Was? Sie finden, dreihundert Jahre sei eine sehr lange Zeitspanne für einen Menschen? Da mögen Sie recht haben, aber es ist nichts im Vergleich zu meinem wahren Alter. Vor langer Zeit war ich die Gattin eines Herbergsbetreibers in Nazareth und wir nahmen nicht jeden auf. Zu oft hatte man uns geprellt, bestohlen und betrogen. Ich hatte also keinerlei Gewissensbisse, als wir die Schwangere und ihren Mann, die so armselig auf einem Esel daherkamen, abwiesen, denn wir ließen sie ja im Stall nächtigen.

Hätte ich geahnt, wie mir dieses Entgegenkommen gelohnt werden würde, ich hätte mein eigenes Bett für sie hergegeben, aber wie heißt es so schön?
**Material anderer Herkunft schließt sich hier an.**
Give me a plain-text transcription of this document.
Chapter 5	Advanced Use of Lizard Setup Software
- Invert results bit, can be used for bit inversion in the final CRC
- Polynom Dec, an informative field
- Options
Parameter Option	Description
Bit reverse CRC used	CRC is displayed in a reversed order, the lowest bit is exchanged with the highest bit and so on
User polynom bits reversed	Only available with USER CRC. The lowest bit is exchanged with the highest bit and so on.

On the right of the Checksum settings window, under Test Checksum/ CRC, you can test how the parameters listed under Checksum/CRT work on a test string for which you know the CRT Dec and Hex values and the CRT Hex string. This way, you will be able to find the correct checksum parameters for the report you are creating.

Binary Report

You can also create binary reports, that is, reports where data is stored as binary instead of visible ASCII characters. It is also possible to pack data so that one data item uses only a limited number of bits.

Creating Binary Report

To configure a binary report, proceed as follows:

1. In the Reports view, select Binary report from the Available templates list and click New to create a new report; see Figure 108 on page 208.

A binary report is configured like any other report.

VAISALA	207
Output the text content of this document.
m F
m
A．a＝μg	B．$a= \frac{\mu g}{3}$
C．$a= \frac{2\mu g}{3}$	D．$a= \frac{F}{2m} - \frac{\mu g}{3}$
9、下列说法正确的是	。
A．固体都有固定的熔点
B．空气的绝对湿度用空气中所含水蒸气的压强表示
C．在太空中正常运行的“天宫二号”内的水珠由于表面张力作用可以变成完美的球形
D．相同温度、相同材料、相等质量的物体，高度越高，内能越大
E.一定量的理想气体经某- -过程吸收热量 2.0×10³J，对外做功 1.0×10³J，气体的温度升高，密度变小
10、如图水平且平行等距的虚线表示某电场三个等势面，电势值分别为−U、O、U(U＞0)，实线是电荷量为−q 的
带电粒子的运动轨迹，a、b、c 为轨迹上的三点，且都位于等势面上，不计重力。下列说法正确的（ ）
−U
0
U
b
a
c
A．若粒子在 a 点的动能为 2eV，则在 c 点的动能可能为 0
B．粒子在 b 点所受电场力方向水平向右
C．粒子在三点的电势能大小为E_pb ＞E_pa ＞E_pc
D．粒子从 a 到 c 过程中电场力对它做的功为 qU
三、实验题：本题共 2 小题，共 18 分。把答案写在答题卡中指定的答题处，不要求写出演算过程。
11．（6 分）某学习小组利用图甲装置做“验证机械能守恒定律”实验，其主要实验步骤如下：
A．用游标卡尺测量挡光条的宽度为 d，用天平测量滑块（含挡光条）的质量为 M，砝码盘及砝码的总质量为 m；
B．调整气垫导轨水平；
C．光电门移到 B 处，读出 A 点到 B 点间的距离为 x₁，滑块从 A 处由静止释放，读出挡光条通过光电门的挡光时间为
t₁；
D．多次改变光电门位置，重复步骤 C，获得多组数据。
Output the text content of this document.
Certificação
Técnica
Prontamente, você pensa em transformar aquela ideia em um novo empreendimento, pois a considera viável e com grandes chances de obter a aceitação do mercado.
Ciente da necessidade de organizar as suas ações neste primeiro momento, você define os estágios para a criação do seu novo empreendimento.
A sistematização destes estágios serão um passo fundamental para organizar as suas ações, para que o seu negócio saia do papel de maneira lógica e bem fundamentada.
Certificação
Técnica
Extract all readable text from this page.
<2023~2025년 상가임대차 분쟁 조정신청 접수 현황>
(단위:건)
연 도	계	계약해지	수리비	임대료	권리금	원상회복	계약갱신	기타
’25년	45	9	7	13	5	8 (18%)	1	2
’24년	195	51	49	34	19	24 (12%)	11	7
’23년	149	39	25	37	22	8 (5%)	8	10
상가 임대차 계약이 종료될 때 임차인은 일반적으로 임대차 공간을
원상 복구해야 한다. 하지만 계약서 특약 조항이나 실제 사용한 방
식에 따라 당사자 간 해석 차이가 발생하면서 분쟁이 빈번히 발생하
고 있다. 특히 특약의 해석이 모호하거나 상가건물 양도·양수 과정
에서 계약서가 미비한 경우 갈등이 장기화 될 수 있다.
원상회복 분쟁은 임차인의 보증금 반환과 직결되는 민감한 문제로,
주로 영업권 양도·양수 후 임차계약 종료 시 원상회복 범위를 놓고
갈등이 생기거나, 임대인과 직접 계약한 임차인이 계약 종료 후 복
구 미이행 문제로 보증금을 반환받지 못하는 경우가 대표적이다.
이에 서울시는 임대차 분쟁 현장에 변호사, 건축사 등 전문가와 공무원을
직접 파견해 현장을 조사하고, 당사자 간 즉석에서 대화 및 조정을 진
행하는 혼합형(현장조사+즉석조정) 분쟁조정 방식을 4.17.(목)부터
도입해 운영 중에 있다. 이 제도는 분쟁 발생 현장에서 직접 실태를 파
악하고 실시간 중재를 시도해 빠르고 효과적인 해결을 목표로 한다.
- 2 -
Nachher ist man immer schlauer.

Eines Nachts erschien mir ein Engel und erklärte: »Du hast diesen Menschen in Not nicht geholfen …«

Ich wusste sofort, wen er meinte, und unterbrach ihn: »Ich habe sie beim Vieh übernachten lassen!«

»Du hast sie abgewiesen, obwohl ihr freie Zimmer hattet, du magst die armen Leute nicht, die nicht für ein Dach über dem Kopf zahlen können, ohne je darüber nachgedacht zu haben, was diese Menschen in diese Situation gebracht hat.« Er bemerkte, dass ich erneut versucht war, Einspruch zu erheben und wischte meinen Einwand mit einer Armbewegung fort. »Sag nichts, ich kenne deine Gedanken, mir kannst du nichts vormachen. Ich gebe dir nun Gelegenheit, deine Vorurteile abzubauen. Liebe jeden Menschen, jedes Wesen so, wie Gott es schuf, und wir werden uns wiedersehen.«

Ich habe meine Lektion wahrlich gelernt, lasse Menschen aller Hautfarben hier wohnen, nehme Wesen aus anderen Dimensionen auf, mache vor Schreckfiguren keinen Halt und biete sogar Fabelwesen Unterschlupf, aber diesen Engel habe ich nie wieder gesehen.

Als sich eines Tages ein Doktor Lazarus hier bewarb, sah ich das als Omen und stellte ihn selbstverständlich ein. Wir verstehen uns gut und treffen uns ab und an zu einem feinen Dinner, aber der Engel kehrte nicht zurück.

Inzwischen weiß ich, dass auch Doktor Lazarus länger lebt, als es der gemeine Mensch sonst zu tun pflegt, und so werden wir sicherlich noch eine Weile Weggenossen bleiben, aber ich bin mir sicher, dass auch er eines Tages von mir gehen wird. Wie jeder, den ich in meinem langen Leben kennengelernt habe.

Der dumme Mensch sehnt sich nach dem ewigen Leben, ohne auch nur eine annähernde Vorstellung davon zu haben, was es bedeutet. Es heißt nämlich endlose Müdigkeit und Verlust. Immer wieder Abschied nehmen. Ich habe versucht, meine Gefühle einzukerkern, damit das Scheiden nicht jedes Mal aufs Neue so schmerzt, aber in diesen Zeiten gesellte sich zur Müdigkeit und dem Schmerz noch eine tiefe innere Kälte, die mich zwang dieses Verhalten aufzugeben.

Ob es mir jemals gelingen wird, den Engel wiederzusehen weiß ich nicht, denn gestern erst habe ich eine Stechmücke erschlagen. Auch eine Schnake ist ein Geschöpf Gottes, das ich hätte ins Herz schließen sollen, aber wer von uns schafft es schon, eine Mücke zu lieben, die einen beißt und beißt?

Nun, da Sie schon einmal hier sind, schauen Sie sich um und fragen Sie sich, ob meine Toleranz und Hilfsbereitschaft gegenüber den merkwürdigsten Wesen mir nicht endlich Erlösung schenken sollte.